The first convention was hectic, streets and alleys of backerboards and samples on trays and wine in plastic cups and insane looking blondes with microphones strapped to their faces doing demonstrations that involved chopping at dangerous speeds. I drifted the long corridors of chubby chefs, sampling things like freeze-dried duck, burnt pear, aromatic truffle. I found a skinny tattooed chef from Baltimore who indulged in a hotel-room joint and after very little convincing, a hit from my pipe. I sold him half of what Vegaboy had spotted me and it was only my first day trying. I felt it was sheer providence that bore me this kid from Baltimore, and we vibrated around the conference for a while together, him prattling on about the thousand variations on slaughtering a pig. I eventually lost him at the Stage Door, their vodka only $1.50 and the girls soaring through every half-hour.
The second conference was leisurely, calming— a stadium-sized casino ballroom occupied by slow-moving men with short sleeves and backpacks shuffling around from booth to booth. A Spaniard in a pink shirt offered me his wife’s lanyard when I stood behind him in line at the buffet. I shook his hand, kindly. A woman named Cathy drank vodka tonics with me until midnight with the lanyard as our guide. She had a daughter she spoke of unsympathetically. She didn’t want to keep anything on her, but she bought what she smoked.
We didn’t sleep, but somehow when I’d opened my eyes in her room on the sixth floor and the light was on outside; Cathy was no longer there and her room-check had been closed. I attempted to remedy my dry mouth with complimentary mouthwash. Only then it occurred to me I hadn’t eaten since I’d landed at McCarran, two days ago. Since landing, so much had transpired: I’d met Vegaboy, smoked his pipe, let him drive me around the vacant neighborhood straddling the Strip, introducing me to Bosscat, Slots-A-Fun, to Captain Rick. He’d even spotted me the several hundreds of dollars of speed that I would sell in Conventionlandia. McCarran felt like years ago; I was famished.
Cathy had discarded a company golf shirt in a damp pile behind the bathroom door, and once I’d put it on and marched to the center of the conference hall and flashed my lanyard— God-damn, I managed three plates worth of hearty, gorgeous breakfast deep among Cathy’s compadres. Lakes of syrup. Ten cups of coffee. During breakfast I made a sketch on a napkin. I was three hundred dollars away from completing Vegaboy’s deal but I needed more supplies. After breakfast, I got a room at the Tropicana for forty bucks and I slept by the pool for three hours. Then I returned to the airport in their shuttle, this time choosing two fresh suitcases from airline’s lost and found, holding my boarding card from Sunday in my hand so I’d look fresh. The bounty was sick. One valise contained men’s shirts, an electric shaver and sport coat. Everything was long, but easily cuffed or tucked in. One girlish valise held another conference invitation, a big box of condoms, and a make-up bag with several strings of pearls.

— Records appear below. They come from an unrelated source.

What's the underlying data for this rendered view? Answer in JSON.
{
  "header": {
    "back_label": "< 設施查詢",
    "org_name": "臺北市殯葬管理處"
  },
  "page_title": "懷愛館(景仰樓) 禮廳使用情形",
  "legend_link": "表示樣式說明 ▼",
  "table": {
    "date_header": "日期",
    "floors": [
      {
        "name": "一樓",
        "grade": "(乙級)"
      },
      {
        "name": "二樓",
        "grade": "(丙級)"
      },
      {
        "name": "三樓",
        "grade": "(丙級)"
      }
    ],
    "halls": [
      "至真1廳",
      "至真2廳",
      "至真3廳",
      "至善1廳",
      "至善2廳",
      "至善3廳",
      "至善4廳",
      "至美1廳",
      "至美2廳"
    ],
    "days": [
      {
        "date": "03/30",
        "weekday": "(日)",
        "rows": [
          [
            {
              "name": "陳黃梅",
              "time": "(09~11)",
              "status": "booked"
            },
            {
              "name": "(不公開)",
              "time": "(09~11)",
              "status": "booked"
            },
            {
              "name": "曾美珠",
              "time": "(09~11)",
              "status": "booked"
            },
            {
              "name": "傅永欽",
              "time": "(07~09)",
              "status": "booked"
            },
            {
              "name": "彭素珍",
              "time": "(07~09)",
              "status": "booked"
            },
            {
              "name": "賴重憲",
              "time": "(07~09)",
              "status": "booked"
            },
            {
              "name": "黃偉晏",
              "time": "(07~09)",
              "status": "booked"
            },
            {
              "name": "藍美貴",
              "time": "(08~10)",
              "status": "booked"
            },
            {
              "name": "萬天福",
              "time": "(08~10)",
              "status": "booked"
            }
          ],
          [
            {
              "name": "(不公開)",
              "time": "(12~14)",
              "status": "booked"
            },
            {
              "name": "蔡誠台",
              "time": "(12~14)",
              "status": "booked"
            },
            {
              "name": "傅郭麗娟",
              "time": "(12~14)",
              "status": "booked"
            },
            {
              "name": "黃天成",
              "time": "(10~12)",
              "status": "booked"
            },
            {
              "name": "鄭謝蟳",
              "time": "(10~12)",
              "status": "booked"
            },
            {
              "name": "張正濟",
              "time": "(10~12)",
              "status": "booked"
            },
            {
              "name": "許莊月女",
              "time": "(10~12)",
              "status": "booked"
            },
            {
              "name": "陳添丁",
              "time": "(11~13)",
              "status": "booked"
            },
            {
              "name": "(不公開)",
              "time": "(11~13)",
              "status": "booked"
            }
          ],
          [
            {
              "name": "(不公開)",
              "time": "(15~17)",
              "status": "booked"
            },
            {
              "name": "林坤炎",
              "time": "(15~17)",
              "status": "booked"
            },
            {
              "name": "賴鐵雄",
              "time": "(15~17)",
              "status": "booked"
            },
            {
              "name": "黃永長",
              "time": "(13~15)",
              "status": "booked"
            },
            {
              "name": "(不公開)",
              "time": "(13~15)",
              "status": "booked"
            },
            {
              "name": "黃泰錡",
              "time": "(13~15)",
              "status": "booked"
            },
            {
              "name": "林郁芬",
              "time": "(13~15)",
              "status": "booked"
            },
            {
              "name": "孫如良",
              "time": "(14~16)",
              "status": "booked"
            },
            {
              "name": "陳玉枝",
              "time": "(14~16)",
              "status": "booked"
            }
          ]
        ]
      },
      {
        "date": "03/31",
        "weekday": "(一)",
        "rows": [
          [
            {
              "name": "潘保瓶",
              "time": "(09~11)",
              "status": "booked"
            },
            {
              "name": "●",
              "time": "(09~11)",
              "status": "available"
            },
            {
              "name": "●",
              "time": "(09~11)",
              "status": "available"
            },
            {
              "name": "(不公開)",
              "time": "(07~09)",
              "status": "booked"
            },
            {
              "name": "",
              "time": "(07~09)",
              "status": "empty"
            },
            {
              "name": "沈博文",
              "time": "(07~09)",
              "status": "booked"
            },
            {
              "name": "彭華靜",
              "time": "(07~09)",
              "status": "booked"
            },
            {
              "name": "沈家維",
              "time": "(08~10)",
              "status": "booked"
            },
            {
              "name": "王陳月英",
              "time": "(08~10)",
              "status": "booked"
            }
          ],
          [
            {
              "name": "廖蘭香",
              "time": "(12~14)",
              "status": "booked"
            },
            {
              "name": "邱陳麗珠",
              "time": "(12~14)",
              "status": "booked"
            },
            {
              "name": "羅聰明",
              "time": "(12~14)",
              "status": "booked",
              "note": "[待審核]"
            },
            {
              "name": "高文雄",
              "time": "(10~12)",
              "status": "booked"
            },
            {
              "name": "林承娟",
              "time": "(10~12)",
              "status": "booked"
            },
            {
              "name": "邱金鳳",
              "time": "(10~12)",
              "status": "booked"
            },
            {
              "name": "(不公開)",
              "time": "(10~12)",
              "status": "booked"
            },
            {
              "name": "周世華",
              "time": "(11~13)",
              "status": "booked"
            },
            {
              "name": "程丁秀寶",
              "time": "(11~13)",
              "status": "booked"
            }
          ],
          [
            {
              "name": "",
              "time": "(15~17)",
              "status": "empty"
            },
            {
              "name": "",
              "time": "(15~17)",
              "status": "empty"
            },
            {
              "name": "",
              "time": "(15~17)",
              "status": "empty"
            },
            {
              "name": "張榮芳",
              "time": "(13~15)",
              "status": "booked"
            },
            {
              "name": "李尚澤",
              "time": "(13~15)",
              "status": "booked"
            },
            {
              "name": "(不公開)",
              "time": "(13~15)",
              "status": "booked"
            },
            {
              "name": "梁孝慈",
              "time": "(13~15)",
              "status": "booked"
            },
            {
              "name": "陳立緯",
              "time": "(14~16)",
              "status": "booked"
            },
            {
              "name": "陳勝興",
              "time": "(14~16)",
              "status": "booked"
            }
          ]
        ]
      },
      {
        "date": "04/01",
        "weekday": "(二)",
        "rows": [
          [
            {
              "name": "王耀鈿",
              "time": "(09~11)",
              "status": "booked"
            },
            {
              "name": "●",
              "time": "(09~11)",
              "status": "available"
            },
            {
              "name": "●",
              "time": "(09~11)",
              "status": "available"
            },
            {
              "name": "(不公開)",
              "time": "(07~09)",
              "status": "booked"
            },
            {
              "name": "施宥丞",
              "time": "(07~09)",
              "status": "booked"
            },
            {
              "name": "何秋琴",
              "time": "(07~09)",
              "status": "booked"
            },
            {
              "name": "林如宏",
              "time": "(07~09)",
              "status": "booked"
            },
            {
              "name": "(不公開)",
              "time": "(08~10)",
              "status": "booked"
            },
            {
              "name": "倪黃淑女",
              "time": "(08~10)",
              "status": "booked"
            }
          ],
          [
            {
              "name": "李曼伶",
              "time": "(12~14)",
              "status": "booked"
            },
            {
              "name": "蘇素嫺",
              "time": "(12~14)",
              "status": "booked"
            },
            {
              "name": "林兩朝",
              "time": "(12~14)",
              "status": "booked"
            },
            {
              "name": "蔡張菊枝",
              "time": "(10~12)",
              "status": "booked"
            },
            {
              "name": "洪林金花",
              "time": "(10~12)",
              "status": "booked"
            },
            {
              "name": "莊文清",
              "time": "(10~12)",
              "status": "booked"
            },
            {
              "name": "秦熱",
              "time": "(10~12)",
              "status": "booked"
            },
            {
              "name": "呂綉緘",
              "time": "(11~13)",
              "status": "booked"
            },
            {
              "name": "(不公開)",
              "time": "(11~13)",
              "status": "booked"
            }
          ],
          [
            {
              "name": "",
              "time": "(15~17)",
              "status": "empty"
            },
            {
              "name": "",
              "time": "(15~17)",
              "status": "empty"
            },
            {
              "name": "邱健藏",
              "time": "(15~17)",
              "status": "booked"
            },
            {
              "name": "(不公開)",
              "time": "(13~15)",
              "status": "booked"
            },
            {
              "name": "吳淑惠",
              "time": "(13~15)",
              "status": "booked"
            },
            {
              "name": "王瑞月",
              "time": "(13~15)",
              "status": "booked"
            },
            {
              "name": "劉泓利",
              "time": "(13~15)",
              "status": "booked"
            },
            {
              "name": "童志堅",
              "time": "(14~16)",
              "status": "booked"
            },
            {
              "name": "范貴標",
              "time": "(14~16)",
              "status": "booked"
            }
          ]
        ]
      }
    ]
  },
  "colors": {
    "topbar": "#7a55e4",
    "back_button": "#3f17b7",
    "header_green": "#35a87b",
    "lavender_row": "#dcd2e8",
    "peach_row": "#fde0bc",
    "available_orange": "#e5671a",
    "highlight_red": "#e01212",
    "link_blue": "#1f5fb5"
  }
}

At the third conference I found a woman to wear the pearls. She’d named herself Hemmi. She was Japanese and a relentless kleptomaniac. I caught her trying to steal my attaché case, which I myself had lifted moments before from an empty table at a Starbucks, the pleather seat still faintly warm. She wore a Las Vegas Hilton nametag that said Bethany. We were not, at the time, at the Las Vegas Hilton.
Hemmi was, however, a sucker for the pipe. She was also obsessed with a drink called the French 75. From the conference bar at the Hilton she managed to lift two bottles of prosecco and a forty of gin. I was euphoric, watching her. I handed over the attaché case gladly and paid for the cab fare up Paradise to her place. I wanted to have sex with her but she wanted nothing to do with that. She was money money money.
Hemmi was squatting in an abandoned townhouse by Terribles that had been on the market for months and months, another foreclosure like the fifteen other units in her compound. She’d figured out the lock box and the place was partially furnished so she slept there. She cleaned constantly, pissed and shit in the pool house, and kept her clothing neatly folded in boxes in the garage. She’d also scammed a fake realtor’s license so during the day she could pretend she was preparing for a viewing. The loft had no power, no gas, no AC, and no water but the neighbor’s hose would stretch into her kitchen. After a few French 75s and another smoke she finally agreed to fuck me, but as soon as we started she pretended to be my wife and stood above me with her pussy out shrieking, I bore your children you motherfucker. I wept and wept onto her tender breast for everything I’d lost. She poured gin down my throat like a baby suckling, and she cooed at me and let me suck at her nipple. Around her eyes was skin so light it was like crepe. She was old, I realized. Ancient. Anyways, poor old Hemmi let me suck and suck and rub myself all over until I melted into her lap and then she turned up the music and pirouetted around in her living room tossing her thinning hair around her shoulders and drinking these incredible French 75s out of someone else’s crystal. I was never lonely in Las Vegas, for that I thank God every living day.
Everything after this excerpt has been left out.